Contrairement à l'astéroïde qui a ravagé les dinosaures il y a 66 millions d'années, cette extinction s'est déroulée sur une longue période, les espèces disparaissant les unes après les autres au fur et à mesure que les conditions se dégradaient. Des scientifiques ont déclaré lundi que des fossiles mis au jour en Afrique du Sud donnent un aperçu de ce drame, en racontant l'histoire d'un prédateur de premier ordre qui, sur plusieurs générations, a migré à l'autre bout du monde dans une tentative désespérée, et finalement infructueuse, de survivre.

Cette bête, un mammifère précurseur à dents de sabre de la taille d'un tigre appelé Inostrancevia, n'était connue que par des fossiles excavés dans le nord-ouest de la Russie, en bordure de la mer Arctique, jusqu'à ce que de nouveaux restes soient découverts dans une ferme du centre de l'Afrique du Sud.

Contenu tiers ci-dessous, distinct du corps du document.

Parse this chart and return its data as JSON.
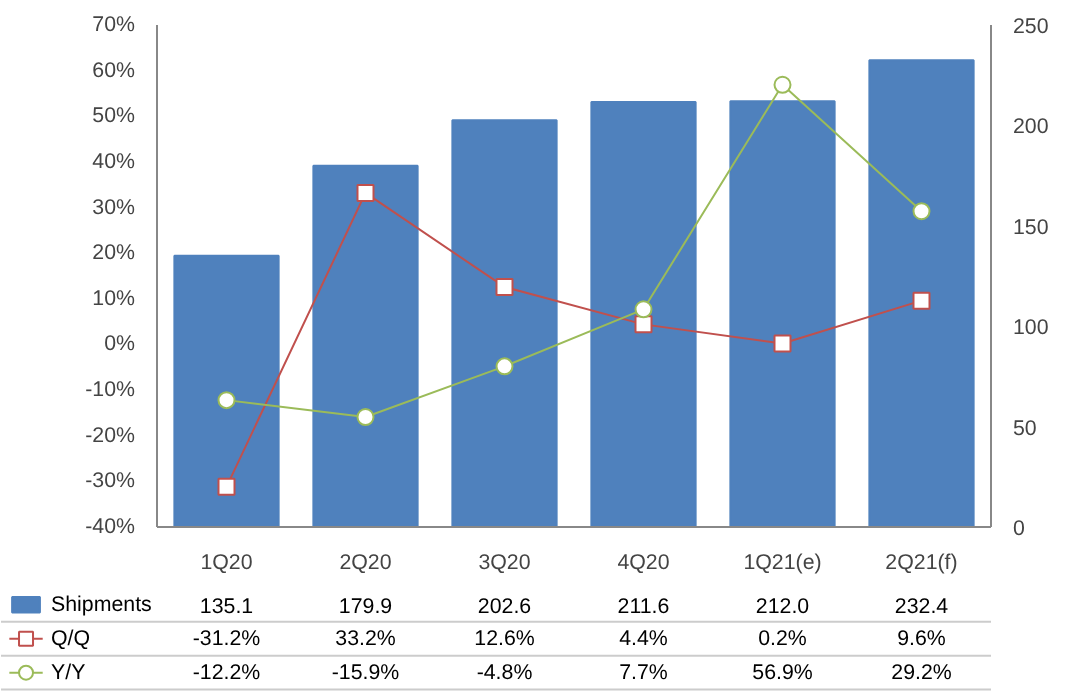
{
  "chart_data": {
    "type": "bar",
    "categories": [
      "1Q20",
      "2Q20",
      "3Q20",
      "4Q20",
      "1Q21(e)",
      "2Q21(f)"
    ],
    "series": [
      {
        "name": "Shipments",
        "axis": "y2",
        "color": "#4f81bd",
        "values": [
          135.1,
          179.9,
          202.6,
          211.6,
          212.0,
          232.4
        ],
        "value_labels": [
          "135.1",
          "179.9",
          "202.6",
          "211.6",
          "212.0",
          "232.4"
        ]
      },
      {
        "name": "Q/Q",
        "type": "line",
        "color": "#c0504d",
        "marker": "square",
        "values": [
          -31.2,
          33.2,
          12.6,
          4.4,
          0.2,
          9.6
        ],
        "value_labels": [
          "-31.2%",
          "33.2%",
          "12.6%",
          "4.4%",
          "0.2%",
          "9.6%"
        ]
      },
      {
        "name": "Y/Y",
        "type": "line",
        "color": "#9bbb59",
        "marker": "circle",
        "values": [
          -12.2,
          -15.9,
          -4.8,
          7.7,
          56.9,
          29.2
        ],
        "value_labels": [
          "-12.2%",
          "-15.9%",
          "-4.8%",
          "7.7%",
          "56.9%",
          "29.2%"
        ]
      }
    ],
    "ylim": [
      -40,
      70
    ],
    "yticks": [
      {
        "value": -40,
        "label": "-40%"
      },
      {
        "value": -30,
        "label": "-30%"
      },
      {
        "value": -20,
        "label": "-20%"
      },
      {
        "value": -10,
        "label": "-10%"
      },
      {
        "value": 0,
        "label": "0%"
      },
      {
        "value": 10,
        "label": "10%"
      },
      {
        "value": 20,
        "label": "20%"
      },
      {
        "value": 30,
        "label": "30%"
      },
      {
        "value": 40,
        "label": "40%"
      },
      {
        "value": 50,
        "label": "50%"
      },
      {
        "value": 60,
        "label": "60%"
      },
      {
        "value": 70,
        "label": "70%"
      }
    ],
    "y2lim": [
      0,
      250
    ],
    "y2ticks": [
      0,
      50,
      100,
      150,
      200,
      250
    ],
    "grid": false,
    "legend": "bottom"
  }
}
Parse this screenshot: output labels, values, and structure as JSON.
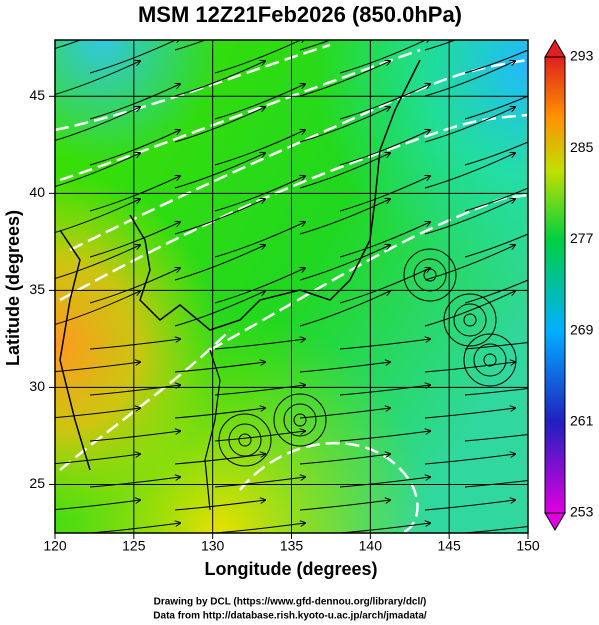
{
  "chart_data": {
    "type": "map",
    "title": "MSM 12Z21Feb2026 (850.0hPa)",
    "x_label": "Longitude (degrees)",
    "y_label": "Latitude  (degrees)",
    "xlim": [
      120,
      150
    ],
    "ylim": [
      22.5,
      47.9
    ],
    "xticks": [
      120,
      125,
      130,
      135,
      140,
      145,
      150
    ],
    "yticks": [
      25,
      30,
      35,
      40,
      45
    ],
    "grid": true,
    "colorbar": {
      "lim": [
        253,
        293
      ],
      "ticks": [
        253,
        261,
        269,
        277,
        285,
        293
      ]
    }
  },
  "footer": [
    "Drawing by DCL (https://www.gfd-dennou.org/library/dcl/)",
    "Data from http://database.rish.kyoto-u.ac.jp/arch/jmadata/"
  ]
}
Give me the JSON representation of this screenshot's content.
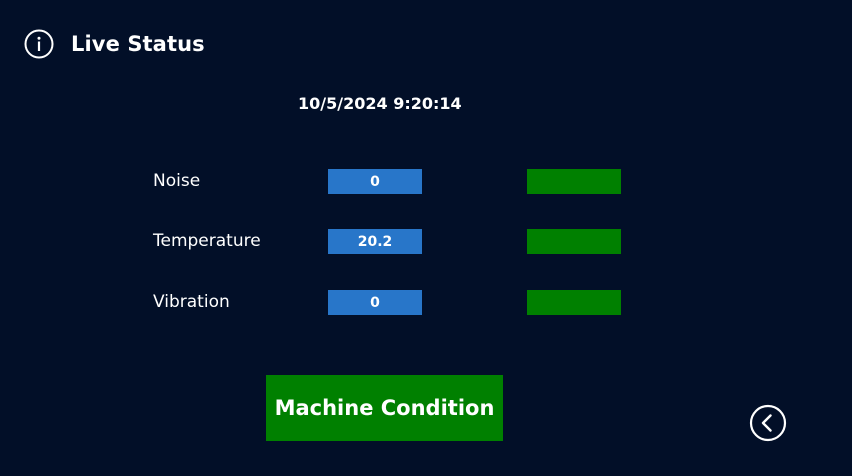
{
  "header": {
    "title": "Live Status",
    "icon": "info-icon"
  },
  "timestamp": "10/5/2024 9:20:14",
  "metrics": [
    {
      "label": "Noise",
      "value": "0",
      "status_color": "#008000"
    },
    {
      "label": "Temperature",
      "value": "20.2",
      "status_color": "#008000"
    },
    {
      "label": "Vibration",
      "value": "0",
      "status_color": "#008000"
    }
  ],
  "condition_button": {
    "label": "Machine Condition",
    "color": "#008000"
  },
  "navigation": {
    "back_icon": "chevron-left-circle-icon"
  },
  "colors": {
    "background": "#020f28",
    "value_box": "#2876c9",
    "status_ok": "#008000"
  }
}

Les fossiles suggèrent qu'Inostrancevia a quitté son lieu d'origine et a parcouru au fil du temps - peut-être des centaines ou des milliers d'années - environ 12 000 km à travers l'ancien supercontinent de la Terre, la Pangée, à une époque où les continents d'aujourd'hui étaient unis. L'Inostrancevia a rempli la niche écologique du prédateur principal en Afrique du Sud, laissée vacante après la disparition de quatre autres espèces.

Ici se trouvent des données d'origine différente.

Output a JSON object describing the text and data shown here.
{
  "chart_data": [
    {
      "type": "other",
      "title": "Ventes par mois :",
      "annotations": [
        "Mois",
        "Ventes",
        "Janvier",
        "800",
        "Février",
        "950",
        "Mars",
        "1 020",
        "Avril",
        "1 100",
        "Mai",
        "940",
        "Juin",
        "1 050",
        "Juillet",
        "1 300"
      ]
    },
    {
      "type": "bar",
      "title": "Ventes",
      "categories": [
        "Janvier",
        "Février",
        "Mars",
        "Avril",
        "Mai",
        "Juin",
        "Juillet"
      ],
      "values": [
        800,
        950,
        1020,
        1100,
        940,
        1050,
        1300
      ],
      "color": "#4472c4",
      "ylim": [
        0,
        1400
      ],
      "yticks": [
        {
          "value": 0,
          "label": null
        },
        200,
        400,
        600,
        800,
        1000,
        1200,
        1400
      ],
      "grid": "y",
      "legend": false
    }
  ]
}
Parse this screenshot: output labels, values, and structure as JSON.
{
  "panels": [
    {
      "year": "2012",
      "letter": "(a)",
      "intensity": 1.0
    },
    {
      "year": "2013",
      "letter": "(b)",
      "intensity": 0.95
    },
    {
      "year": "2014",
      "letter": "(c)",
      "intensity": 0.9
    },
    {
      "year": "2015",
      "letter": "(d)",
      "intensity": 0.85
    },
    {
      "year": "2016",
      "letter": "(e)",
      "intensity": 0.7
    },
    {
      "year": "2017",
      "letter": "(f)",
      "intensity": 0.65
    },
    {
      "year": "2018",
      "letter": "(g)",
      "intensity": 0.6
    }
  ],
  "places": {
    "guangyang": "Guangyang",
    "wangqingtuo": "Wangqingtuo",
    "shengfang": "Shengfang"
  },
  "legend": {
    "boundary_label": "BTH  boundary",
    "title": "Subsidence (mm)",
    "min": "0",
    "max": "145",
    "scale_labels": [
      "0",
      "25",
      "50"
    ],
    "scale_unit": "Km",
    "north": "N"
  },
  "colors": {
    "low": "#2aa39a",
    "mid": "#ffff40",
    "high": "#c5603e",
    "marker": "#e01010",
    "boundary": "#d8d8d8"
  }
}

"Toutefois, il n'y a pas survécu longtemps", a déclaré le paléontologue Christian Kammerer, du Musée des sciences naturelles de Caroline du Nord, principal auteur de l'étude publiée dans la revue Current Biology, soulignant qu'Inostrancevia et tous ses plus proches parents ont disparu lors de l'extinction massive appelée "la grande mort".

"Ils n'ont donc pas de descendants vivants, mais ils font partie d'un groupe plus large appelé synapsides, dont les représentants vivants sont les mammifères", a ajouté M. Kammerer.

L'Inostrancevia fait partie d'un ensemble d'animaux appelés protomammifères qui combinent des caractéristiques semblables à celles des reptiles et des mammifères. Il mesurait entre 3 et 4 mètres de long, soit à peu près la taille d'un tigre de Sibérie, mais son crâne était proportionnellement plus grand et plus allongé, et ses canines étaient énormes et ressemblaient à des lames.

"Je pense que ces animaux tuaient principalement leurs proies avec leurs canines en forme de sabre et découpaient des morceaux de viande avec leurs incisives dentelées ou, si la proie était assez petite, l'avalaient en entier", a déclaré M. Kammerer.

Le corps d'Inostrancevia avait une posture inhabituelle typique des protomammifères, pas tout à fait étalé comme un reptile ou dressé comme un mammifère, mais quelque chose entre les deux, avec des membres antérieurs étalés et des membres postérieurs essentiellement dressés. Il n'avait pas non plus la musculature faciale des mammifères et n'aurait pas produit de lait.

"La question de savoir si ces animaux étaient à fourrure ou non reste ouverte", a déclaré M. Kammerer.

L'extinction massive, qui s'est produite sur une période d'environ un million d'années, a préparé le terrain pour l'apparition des dinosaures au cours de la période triasique qui a suivi. Un volcanisme massif a libéré des coulées de lave sur une grande partie de l'Eurasie et a rejeté du dioxyde de carbone dans l'atmosphère pendant des milliers d'années. Cela a provoqué une hausse des températures mondiales, un appauvrissement de l'oxygène dans les mers et l'atmosphère, une acidification des océans et une désertification mondiale.

Les grands prédateurs étaient particulièrement vulnérables à l'extinction, car ce sont eux qui ont le plus besoin de nourriture et d'espace.

"Ils ont tendance à mettre relativement longtemps à atteindre la maturité et à avoir peu de descendants. Lorsque les écosystèmes sont perturbés et que l'approvisionnement en proies est réduit ou que l'habitat disponible est limité, les grands prédateurs sont touchés de manière disproportionnée", a déclaré M. Kammerer.

Les chercheurs établissent des parallèles entre la crise du Permien et le changement climatique actuel induit par l'homme.

"Les difficultés auxquelles ces espèces ont été confrontées étaient le résultat direct d'une crise climatique liée au réchauffement de la planète, et elles n'ont donc eu d'autre choix que de s'y adapter ou de s'éteindre. Les preuves de leur brève persévérance en dépit de ces conditions le montrent clairement, mais elles ont fini par disparaître l'une après l'autre", a déclaré Pia Viglietti, paléontologue et coauteur de l'étude, du Field Museum de Chicago.

"Contrairement à nos prédécesseurs du Permien, nous avons la possibilité de faire quelque chose pour éviter que ce type de crise de l'écosystème ne se reproduise", a ajouté Mme Viglietti.